Tak ada air mata yang ku seka, biar.
Aku rela jika harus menjatuhkannya, ternyata sesederhana ini rasa patah hati,
hanya kerena listrik dan kepolosan anak-anak yang tak pernah tau rasa tersetrum
seperti apa. Sedari pertama kali aku sampai di bumi, terang sudah ada, aku
sudah sejak lama menyaksikan lampu menyala, pemutar musik, saklar, kipas angin,
dan puluhan jenis elektronik lainnya. Sementara dibagian lain di bumi yang
sama, masih ada yang tak pernah tau rasa setrum seperti apa. Pun aku tak
berharap ketika listrik nanti benar menyala mereka akan mencoba tersengat
alirannya, semoga himbauanku masih terekam baik di pikiran mereka, kecuali rasa
penasaran mereka lebih tinggi dari dugaanku sebelumnya.
Perjalanan
yang jauh, medan yang sulit, debu dan sengat panas matahari, semua lelah seolah
runtuh pergi melenggang saat senyum dan tawa pecah dalam pergumulan. Bahagia
yang tak pernah bisa dilukiskan lewat kata-kata. Paling tidak, ada satu hal
yang paling aku ketahui tentang Papua; tulus.
Mereka
awam akan kemewahan, tapi mereka kaya akan kasih sayang. Memberi bukan karena
ingin diberi, tapi mereka paham makna berbagi. Banyak orang mengira sifat
mereka keras, ternyata belum banyak yang tau, maksud baik dengan cara yang
iklas.
Tak banyak yang bisa aku tunjukan,
tak banyak yang bisa aku berikan, aku selalu memiliki keyakinan jika aku dan
mereka adalah daging yang sama, memiliki harapan yang sama, selalu berusaha
menjadi lebih baik. Mungkin jika bisa memilih sebelum dilahirkan, mereka akan meminta
tetap di surga, atau di kota yang gemerlap dan serba ada. Sayangnya, aku tak
pernah mendengar mereka mengeluh, soal tegar, aku harus banyak belajar.
Papua
adalah surga yang harus kita jaga. Hamparan keindahan dengan kekayaan dengan
jumlah tak terbatas.
Aku
sangat bangga bisa merasakan ketulusan di sana, apa yang telah mereka berikan, tak
pernah dianggap sebagai pengorbanan. Kelapa yang ditebang, hadiah ayam untuk
santap malam, dan sambutan hangat setiap kami berkunjung ke kampung. Semua
mengalir begitu saja seperti deras pasang surut air di sungai Digul. Terkadang,
berucap sampai jumpa menjadi kalimat paling berat untuk dikatakan, lambaian
tangan dan teriak dari kejauhan menjadi cambuk yang menyayat hati dan perasaan.

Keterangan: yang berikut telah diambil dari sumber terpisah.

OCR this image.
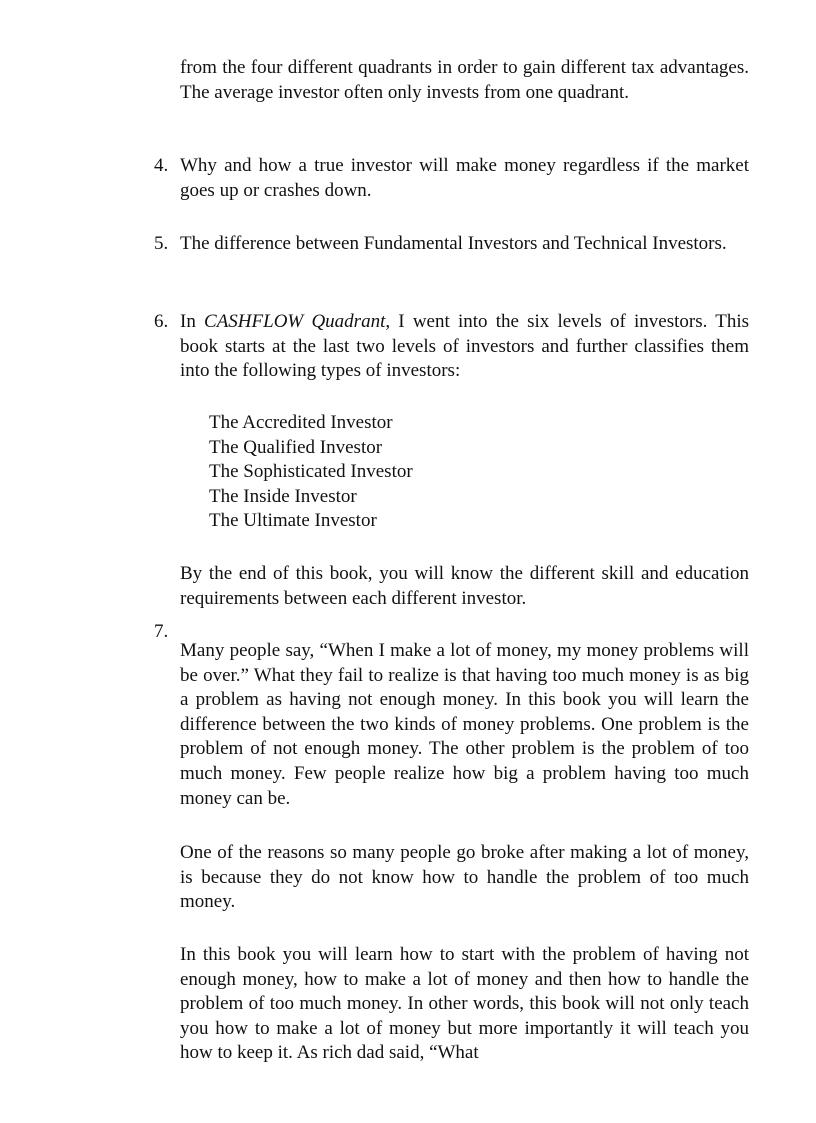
from the four different quadrants in order to gain different tax advantages. The average investor often only invests from one quadrant.
4. Why and how a true investor will make money regardless if the market goes up or crashes down.
5. The difference between Fundamental Investors and Technical Investors.
6. In CASHFLOW Quadrant, I went into the six levels of investors. This book starts at the last two levels of investors and further classifies them into the following types of investors:
The Accredited Investor
The Qualified Investor
The Sophisticated Investor
The Inside Investor
The Ultimate Investor
By the end of this book, you will know the different skill and education requirements between each different investor.
7.
Many people say, “When I make a lot of money, my money problems will be over.” What they fail to realize is that having too much money is as big a problem as having not enough money. In this book you will learn the difference between the two kinds of money problems. One problem is the problem of not enough money. The other problem is the problem of too much money. Few people realize how big a problem having too much money can be.
One of the reasons so many people go broke after making a lot of money, is because they do not know how to handle the problem of too much money.
In this book you will learn how to start with the problem of having not enough money, how to make a lot of money and then how to handle the problem of too much money. In other words, this book will not only teach you how to make a lot of money but more importantly it will teach you how to keep it. As rich dad said, “What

Terasa berat untuk angkat kaki dari nyamannya kasih sayang. Biarpun perpisahan
selalu menyedihkan, setidaknya kita masih berada di bumi yang sama, meresakan
oksigen yang sama, dan memandang langit yang sama. Aku, kamu, dia dan mereka
adalah kita. Berbeda untuk saling menguatkan, sebagai pelangi yang muncul saat
hujan reda.
Terima kasih
telah menjadi guru yang baik, memberikan pelajaran yang tak pernah aku dapatkan
di ruangan, Papua memberikanku segalanya, termasuk anggapan baru mengenai
kehidupan, semoga kelak kita dipertemukan lagi dengan kondisi yang berbeda, keadaan
yang jauh lebih baik, namun tetap dengan cita-cita yang sama. Membangun negeri
dan menyaksikannya terus berjaya.
Sampai jumpa!
~Son Owl
Posting Komentar untuk "Di Surga, Gelap Masih Ada | Cerita Papua"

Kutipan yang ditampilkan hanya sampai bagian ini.